Enhance Your Mind with Meditation

Enhance Your Mind with Meditation

Meditation is an ancient practice, steeped in Eastern cultural and religious history.

When you think of meditation, you might envisage a monk in orange robes working on his mindfulness game before a chanting session.

If that’s not what you’re doing this weekend, perhaps this kind of practice seems difficult to connect with and to see how it could be helpful.

But there’s a reason why meditation app’s and classes are blowing up in the West.

All of a sudden people are realising how beneficial the practice can be, something Buddhists have known for thousands of years.

But what is it exactly? Think of meditation as a skill you habitually practise to train your mind.

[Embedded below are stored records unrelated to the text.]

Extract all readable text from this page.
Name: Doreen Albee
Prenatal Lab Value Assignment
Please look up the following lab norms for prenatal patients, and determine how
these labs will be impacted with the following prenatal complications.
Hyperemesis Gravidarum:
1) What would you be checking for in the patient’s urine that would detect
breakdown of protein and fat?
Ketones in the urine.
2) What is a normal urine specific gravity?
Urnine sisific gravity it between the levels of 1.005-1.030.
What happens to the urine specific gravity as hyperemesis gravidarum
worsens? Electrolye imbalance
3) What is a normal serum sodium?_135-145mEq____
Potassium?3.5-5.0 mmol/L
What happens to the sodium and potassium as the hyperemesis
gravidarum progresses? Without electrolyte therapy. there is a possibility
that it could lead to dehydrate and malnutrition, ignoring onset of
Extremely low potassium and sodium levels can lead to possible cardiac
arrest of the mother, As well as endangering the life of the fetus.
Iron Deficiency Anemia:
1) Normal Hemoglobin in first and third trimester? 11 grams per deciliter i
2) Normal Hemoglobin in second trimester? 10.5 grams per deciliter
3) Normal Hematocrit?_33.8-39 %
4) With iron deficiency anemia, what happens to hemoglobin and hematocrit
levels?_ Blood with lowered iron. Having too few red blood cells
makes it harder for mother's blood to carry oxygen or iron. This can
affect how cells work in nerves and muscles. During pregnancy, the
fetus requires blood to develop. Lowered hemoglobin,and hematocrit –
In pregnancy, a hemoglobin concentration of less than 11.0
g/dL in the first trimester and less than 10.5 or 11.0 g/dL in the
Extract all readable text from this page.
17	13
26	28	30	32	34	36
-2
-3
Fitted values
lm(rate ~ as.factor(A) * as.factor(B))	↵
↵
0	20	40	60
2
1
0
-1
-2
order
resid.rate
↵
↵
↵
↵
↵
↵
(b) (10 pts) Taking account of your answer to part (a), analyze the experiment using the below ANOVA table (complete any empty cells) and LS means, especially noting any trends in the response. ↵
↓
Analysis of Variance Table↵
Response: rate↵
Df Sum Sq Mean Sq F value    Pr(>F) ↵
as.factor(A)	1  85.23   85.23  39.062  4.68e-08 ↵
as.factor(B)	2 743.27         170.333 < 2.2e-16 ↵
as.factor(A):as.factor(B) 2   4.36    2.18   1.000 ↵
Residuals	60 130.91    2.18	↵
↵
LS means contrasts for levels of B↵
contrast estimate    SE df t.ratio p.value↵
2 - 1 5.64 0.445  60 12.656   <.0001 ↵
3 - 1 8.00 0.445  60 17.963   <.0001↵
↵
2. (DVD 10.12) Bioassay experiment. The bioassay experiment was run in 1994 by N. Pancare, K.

Meditation has an array of scientifically proven benefits. Improving mood, reducing stress, increasing focus and concentration, regulating negative emotions, and improving sleep are just a few of the rewards from a regular practice (1,2,3,4,5).

Meditation is a powerful tool for developing an understanding of yourself, using self-awareness to better relate to others and yourself.

The idea is that by seeing the patterns that govern you, through awareness, you can reconstruct them in a way that serves you better (4).

And really, while meditation takes many forms, it can be practised anywhere and doesn’t require a specific space or equipment.

Practise only needs to last a few minutes each day.

There are two main styles of meditation, what you do will be specific to your needs.

Focused meditation - focusing intently on a specific sound, thought, mantra, or object. The idea is to rid yourself of all distractions and thoughts and focus solely on one thing.

Mindfulness meditation - an open state of observation, paying close attention to sounds, thoughts, feelings, sense of self and your body to improve awareness and self-understanding.

Whether you decide to use an app for guidance, or simply crack on developing your own practice, I’d recommend dedicating 10-20 mins at the very start of the day, immediately upon waking.

Consider this, it’s likely you dedicate a fair bit of attention to training your body. When was the last time you trained your mind?


Dahl, C., Lutz, A. and Davidson, R., 2015. Reconstructing and deconstructing the self: cognitive mechanisms in meditation practice. Trends in Cognitive Sciences, 19(9), pp.515-523.

Hoge, E., Bui, E., Marques, L., Metcalf, C., Morris, L., Robinaugh, D., Worthington, J., Pollack, M. and Simon, N., 2013. Randomized Controlled Trial of Mindfulness Meditation for Generalized Anxiety Disorder. The Journal of Clinical Psychiatry, 74(08), pp.786-792.

Norris, C., Creem, D., Hendler, R. and Kober, H., 2018. Brief Mindfulness Meditation Improves Attention in Novices: Evidence From ERPs and Moderation by Neuroticism. Frontiers in Human Neuroscience, 12.

Ong, J., Manber, R., Segal, Z., Xia, Y., Shapiro, S. and Wyatt, J., 2014. A Randomized Controlled Trial of Mindfulness Meditation for Chronic Insomnia. Sleep, 37(9), pp.1553-1563.

Orme-Johnson, D. and Barnes, V., 2014. Effects of the Transcendental Meditation Technique on Trait Anxiety: A Meta-Analysis of Randomized Controlled Trials. The Journal of Alternative and Complementary Medicine, 20(5), pp.330-341.